While on an expedition to Mussolini's Italy, young American Martin Padway is struck by lightning. When he comes to, he discovers himself to have been inexplicably transported to the waning days of the Roman Empire. Quickly realizing that he has no hope of returning home, Padway resolves to prop up the flagging Western Empire and stave off the approaching dark ages. But is he politically astute enough to handle the destructive forces within and without Rome?
L. Sprague De Camp's "Lest Darkness Fall" is justly considered a classic of science fiction. It's a time travel story, but it is also cited by many as an early example of the alternate history genre. So its influence cannot be understated.
De Camp is not aiming for gravity, which is probably a good thing. The book is a breezy, plot-driven adventure, not a meditation on history. Padway is a well-developed character, if perhaps a little TOO competent and resourceful. Upon realizing his predicament, Padway hunts up the basics, including a dwelling and a source of income, first with brandy, and then with a newssheet. However, Padway makes a quick jump from brandy merchant and printer to power-broker with surprising speed and confidence. He manipulates royalty and leads battles, surprising himself with his ruthlessness. While De Camp's story flirts with implausibility, it never enters the realm of ridiculous.

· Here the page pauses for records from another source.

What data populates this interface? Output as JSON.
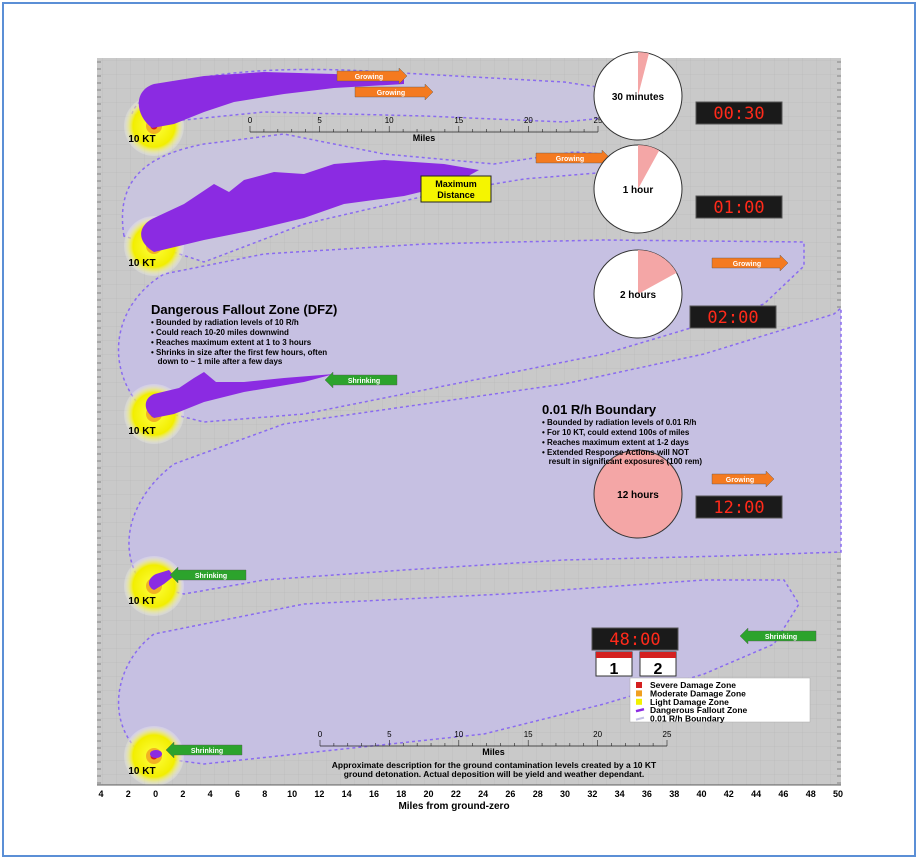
{
  "snapshots": [
    {
      "yield_label": "10 KT",
      "clock_label": "30 minutes",
      "digital_time": "00:30",
      "clock_fraction": 0.04
    },
    {
      "yield_label": "10 KT",
      "clock_label": "1 hour",
      "digital_time": "01:00",
      "clock_fraction": 0.08
    },
    {
      "yield_label": "10 KT",
      "clock_label": "2 hours",
      "digital_time": "02:00",
      "clock_fraction": 0.17
    },
    {
      "yield_label": "10 KT",
      "clock_label": "12 hours",
      "digital_time": "12:00",
      "clock_fraction": 1.0
    },
    {
      "yield_label": "10 KT"
    },
    {
      "yield_label": "10 KT",
      "digital_time": "48:00",
      "calendar_days": [
        "1",
        "2"
      ]
    }
  ],
  "arrows": {
    "growing": "Growing",
    "shrinking": "Shrinking"
  },
  "callout_max_distance": [
    "Maximum",
    "Distance"
  ],
  "dfz_box": {
    "title": "Dangerous Fallout Zone (DFZ)",
    "bullets": [
      "• Bounded by radiation levels of 10 R/h",
      "• Could reach 10-20 miles downwind",
      "• Reaches maximum extent at 1 to 3 hours",
      "• Shrinks in size after the first few hours, often",
      "   down to ~ 1 mile after a few days"
    ]
  },
  "boundary_box": {
    "title": "0.01 R/h Boundary",
    "bullets": [
      "• Bounded by radiation levels of 0.01 R/h",
      "• For 10 KT, could extend 100s of miles",
      "• Reaches maximum extent at 1-2 days",
      "• Extended Response Actions will NOT",
      "   result in significant exposures (100 rem)"
    ]
  },
  "scale_top": {
    "ticks": [
      "0",
      "5",
      "10",
      "15",
      "20",
      "25"
    ],
    "label": "Miles"
  },
  "scale_bottom": {
    "ticks": [
      "0",
      "5",
      "10",
      "15",
      "20",
      "25"
    ],
    "label": "Miles"
  },
  "legend": [
    {
      "label": "Severe Damage Zone",
      "color": "#d42020"
    },
    {
      "label": "Moderate Damage Zone",
      "color": "#f0a020"
    },
    {
      "label": "Light Damage Zone",
      "color": "#f2f200"
    },
    {
      "label": "Dangerous Fallout Zone",
      "color": "#8b2be2"
    },
    {
      "label": "0.01 R/h Boundary",
      "color": "#c4c0e6"
    }
  ],
  "caption": [
    "Approximate description for the ground contamination levels created by a 10 KT",
    "ground detonation.  Actual deposition will be yield and weather dependant."
  ],
  "x_axis": {
    "ticks": [
      "4",
      "2",
      "0",
      "2",
      "4",
      "6",
      "8",
      "10",
      "12",
      "14",
      "16",
      "18",
      "20",
      "22",
      "24",
      "26",
      "28",
      "30",
      "32",
      "34",
      "36",
      "38",
      "40",
      "42",
      "44",
      "46",
      "48",
      "50"
    ],
    "label": "Miles from ground-zero"
  },
  "colors": {
    "panel_bg": "#c9c9c9",
    "fallout_purple": "#8b2be2",
    "boundary_fill": "#c6c0e2",
    "dashed_line": "#8a6bf0",
    "growing_orange": "#f47a20",
    "shrinking_green": "#2ca32c",
    "led_red": "#ff2a1a",
    "clock_pink": "#f4a6a6",
    "yellow": "#f5f500"
  }
}
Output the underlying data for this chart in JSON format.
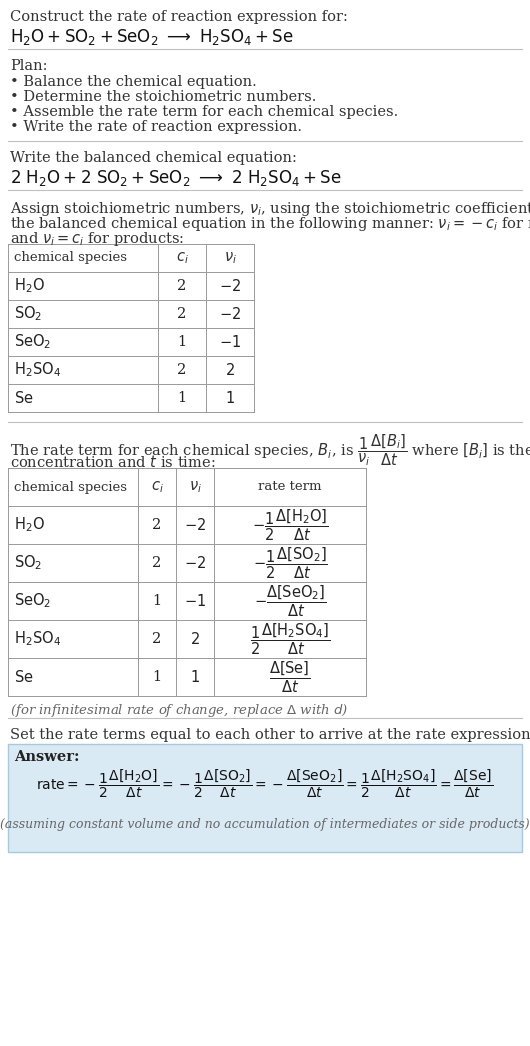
{
  "bg_color": "#ffffff",
  "text_color": "#333333",
  "gray_text": "#666666",
  "light_blue_bg": "#daeaf4",
  "light_blue_border": "#a8c8dc",
  "table_border": "#aaaaaa",
  "title_line1": "Construct the rate of reaction expression for:",
  "plan_header": "Plan:",
  "plan_items": [
    "• Balance the chemical equation.",
    "• Determine the stoichiometric numbers.",
    "• Assemble the rate term for each chemical species.",
    "• Write the rate of reaction expression."
  ],
  "balanced_header": "Write the balanced chemical equation:",
  "set_equal_text": "Set the rate terms equal to each other to arrive at the rate expression:",
  "answer_label": "Answer:",
  "answer_note": "(assuming constant volume and no accumulation of intermediates or side products)",
  "infinitesimal_note": "(for infinitesimal rate of change, replace Δ with d)"
}
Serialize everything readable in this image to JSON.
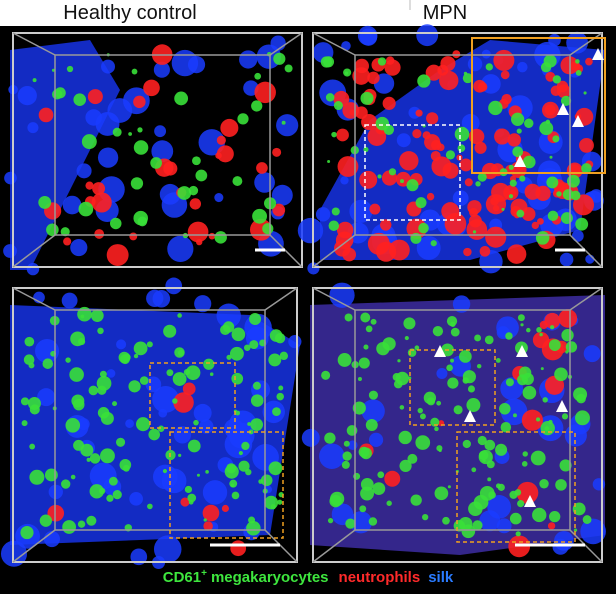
{
  "header": {
    "left_title": "Healthy control",
    "right_title": "MPN"
  },
  "legend": {
    "megakaryocytes": {
      "text": "CD61",
      "sup": "+",
      "rest": "megakaryocytes"
    },
    "neutrophils": "neutrophils",
    "silk": "silk"
  }
}
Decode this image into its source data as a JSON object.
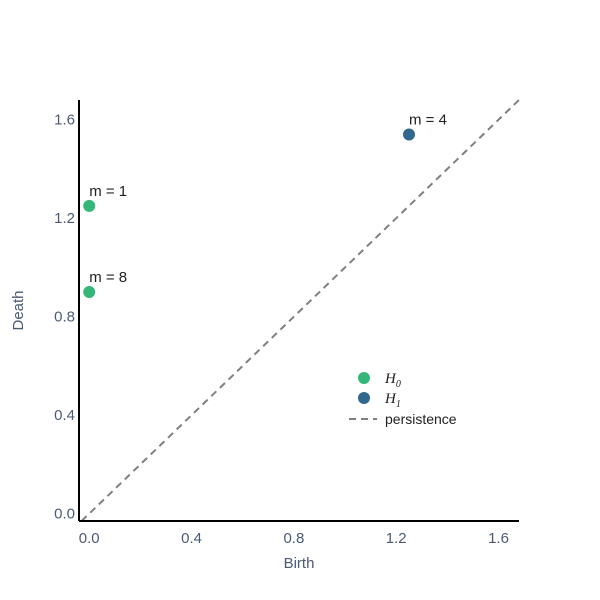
{
  "chart_data": {
    "type": "scatter",
    "title": "",
    "xlabel": "Birth",
    "ylabel": "Death",
    "xlim": [
      -0.04,
      1.68
    ],
    "ylim": [
      -0.03,
      1.68
    ],
    "xticks": [
      0.0,
      0.4,
      0.8,
      1.2,
      1.6
    ],
    "xtick_labels": [
      "0.0",
      "0.4",
      "0.8",
      "1.2",
      "1.6"
    ],
    "yticks": [
      0.0,
      0.4,
      0.8,
      1.2,
      1.6
    ],
    "ytick_labels": [
      "0.0",
      "0.4",
      "0.8",
      "1.2",
      "1.6"
    ],
    "grid": false,
    "legend_position": "center-right",
    "series": [
      {
        "name": "H0",
        "legend_base": "H",
        "legend_sub": "0",
        "color": "#35b779",
        "points": [
          {
            "x": 0.0,
            "y": 1.25,
            "label": "m = 1"
          },
          {
            "x": 0.0,
            "y": 0.9,
            "label": "m = 8"
          }
        ]
      },
      {
        "name": "H1",
        "legend_base": "H",
        "legend_sub": "1",
        "color": "#31688e",
        "points": [
          {
            "x": 1.25,
            "y": 1.54,
            "label": "m = 4"
          }
        ]
      }
    ],
    "diagonal": {
      "name": "persistence",
      "style": "dashed",
      "color": "#808080"
    }
  }
}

The supporting characters are generally likeable archetypes, like the banker who speaks to God, the formerly-rich soldier who has been reduced to acting as Padway's bodyguard, the senile monarch, and so on. They serve the story and Padway's quest. Moreover, while De Camp knows the history of the era, he opts for broad strokes, acknowledging the fractured nature of Christianity, the tension between West and East, and the multi-cultural state of Rome at this time. It's probably for the best, as this isn't a treatise on the fall of Rome, but a story about Padway. Nonetheless, the reader may feel slightly adrift in generally unfamiliar era.
"Lest Darkness Falls" is a book that satisfies the reader's desire for a good adventure, if not the desire for brain-food. It's an entertaining tale, and is worth reading on its own merits, as well as an artifact of sci-fi.